Intervistato nel corso di un evento a Trento, Antonio Conte ha parlato del suo passato, ma anche del suo futuro che potrebbe essere di nuovo in Italia. Queste le sue parole riprese da Fcinternews.it: “Essere allenatore oggi significa seguire un calcio in continua evoluzione. Quello vissuto da calciatore mi ha permesso di incrociare due allenatore che ricordo con piacere e sono Mazzone e Fascetti. Al di là del ruolo loro erano due padri. Alla Juventus ho conosciuto Giovanni Trapattoni che non finirò mai di ringraziare. Ha avuto un atteggiamento paternale con me, ragazzino di 21 anni alla prima esperienza lontano da Lecce. Il primo a cambiare la figura dell’allenatore fu Sacchi, che ho avuto in Nazionale, e Lippi alla Juventus. Davano indicazioni in più, hanno iniziato ad usare le tecnologie applicate al calcio come le analisi video degli avversari. Ai tempi nostri l’allenatore incide tanto e sotto tutti i punti di vista. Ripeto: l’allenatore incide. Chi magari al 5%, chi al 20%, chi di più”.
C’è anche chi fa danni?
“Odio questa parola, questo concetto. A volte sento dire anche fra colleghi che bisogna fare meno danni possibili. Non condivido assolutamente, a questo punto penso che non si debba nemmeno intraprendere questa strada”.
Che caratteristiche deve avere un allenatore?
“Un grande allenatore deve conoscere e applicare diversi moduli. Ognuno chiaramente ha le sue idee, ma dopo ti devi comunque adattare alle caratteristiche dei calciatori. La nostra funzione è mettere nelle migliori condizioni il giocatore per esprimere il talento. Io ho vinto il campionato a Bari con il 4-2-4, decisamente innovativo ai tempi. Quando andai alla Juventus volevo giocare proprio così, ma poi decisi di cambiare. Avevo Pirlo che inizialmente giocava a due con Marchisio e Chiellini che non voleva fare il terzino sinistro. C’era anche Vidal che non pensavo potesse avere tutte quelle potenzialità che poi ha dimostrato. Per tutti questi motivi decisi di difendere a 3 e giocare a 5 in mezzo. Questo per fare capire come bisogna essere bravi ad andare dietro una propria idea ma capire le caratteristiche dei giocatori. La stessa roba è capitata al Chelsea. Iniziai 4-2-4, poi dopo un primo tempo con l’Arsenal in cui perdevamo 3-0 decisi di cambiare a 3-4-2-1. Con questo modulo poi vincemmo il campionato.
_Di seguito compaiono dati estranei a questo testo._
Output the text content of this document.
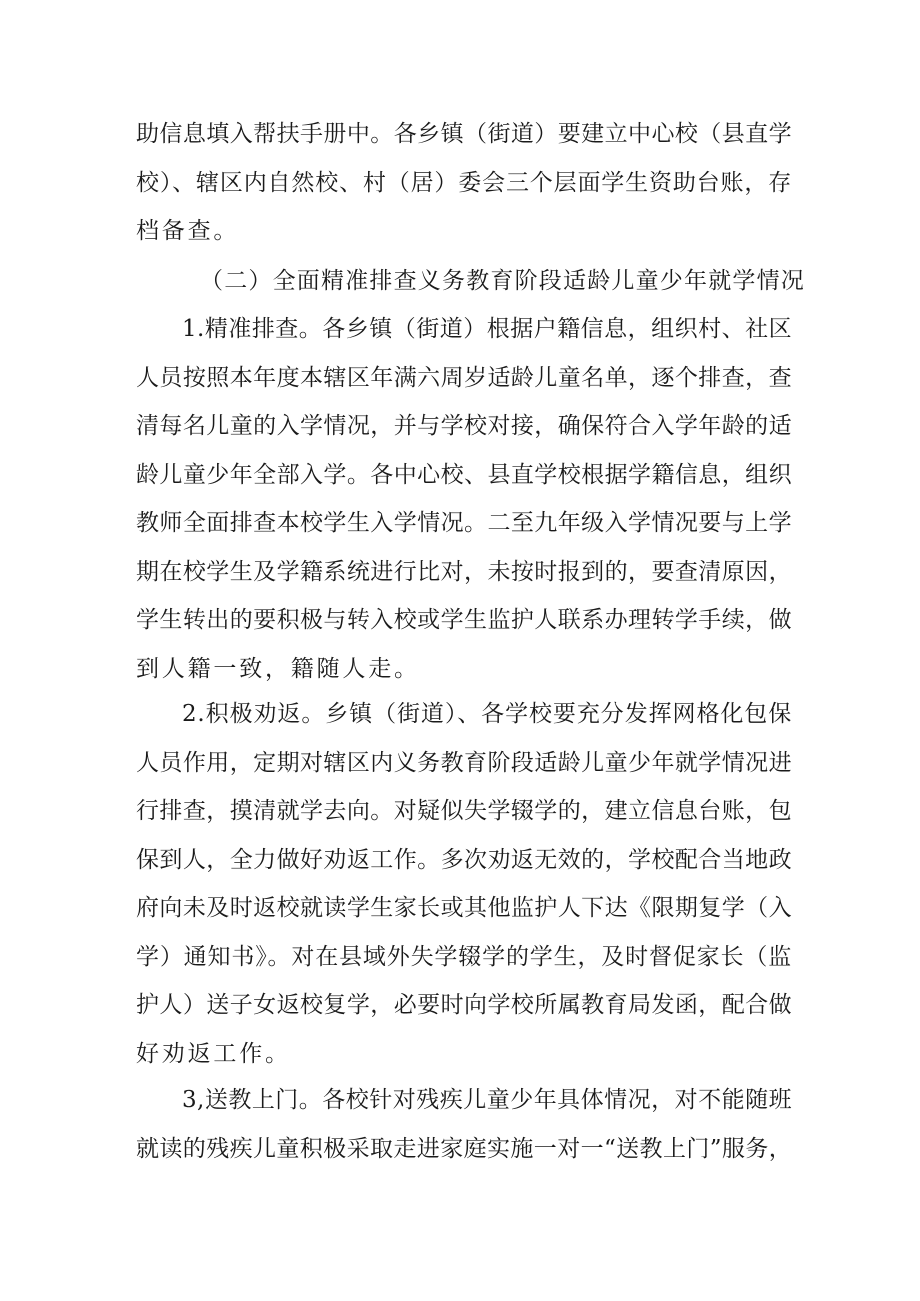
助信息填入帮扶手册中。各乡镇（街道）要建立中心校（县直学
校）、辖区内自然校、村（居）委会三个层面学生资助台账，存
档备查。
（二）全面精准排查义务教育阶段适龄儿童少年就学情况
1.精准排查。各乡镇（街道）根据户籍信息，组织村、社区
人员按照本年度本辖区年满六周岁适龄儿童名单，逐个排查，查
清每名儿童的入学情况，并与学校对接，确保符合入学年龄的适
龄儿童少年全部入学。各中心校、县直学校根据学籍信息，组织
教师全面排查本校学生入学情况。二至九年级入学情况要与上学
期在校学生及学籍系统进行比对，未按时报到的，要查清原因，
学生转出的要积极与转入校或学生监护人联系办理转学手续，做
到人籍一致，籍随人走。
2.积极劝返。乡镇（街道）、各学校要充分发挥网格化包保
人员作用，定期对辖区内义务教育阶段适龄儿童少年就学情况进
行排查，摸清就学去向。对疑似失学辍学的，建立信息台账，包
保到人，全力做好劝返工作。多次劝返无效的，学校配合当地政
府向未及时返校就读学生家长或其他监护人下达《限期复学（入
学）通知书》。对在县域外失学辍学的学生，及时督促家长（监
护人）送子女返校复学，必要时向学校所属教育局发函，配合做
好劝返工作。
3,送教上门。各校针对残疾儿童少年具体情况，对不能随班
就读的残疾儿童积极采取走进家庭实施一对一“送教上门”服务，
Le idee nuove possono esserci e noi allenatori le dobbiamo sentire e farle nostre. E quando le spieghiamo dobbiamo farle arrivare nella testa dei giocatori. È fondamentale saper trasmettere le idee”.
Un allenatore deve essere integralista?
“Se io vado in una squadra dove ci sono esterni bravi nell’uno contro uno punto su di loro, se c’è un solo attaccante forte provo a metterlo nelle migliori condizioni. La flessibilità prima di tutto. Diventa fondamentale anche saper leggere la partita perché in 90 minuti ha diverse fasi. Glielo dico sempre ai miei calciatori, e se non lo capiscono glielo dico io. Dal 70’in poi subentra la lettura dell’allenatore: capire se puoi vincere, se rischi di perdere. L’essere stato giocatore aiuta nell’aspetto gestionale e so cosa dire al calciatore e come arrivare nella sua testa, sia per un qualcosa di positivo che di negativo”.
Cosa vorrebbe per la sua prossima avventura quando tornerà ad allenare?
“Ho vinto in contesti non facili. Come la Juventus al primo anno, oppure con il Chelsea che la stagione precedente arrivò decimo. Mi piacerebbe prendere un giorno una squadra che ha già vinto (ride, ndr)”.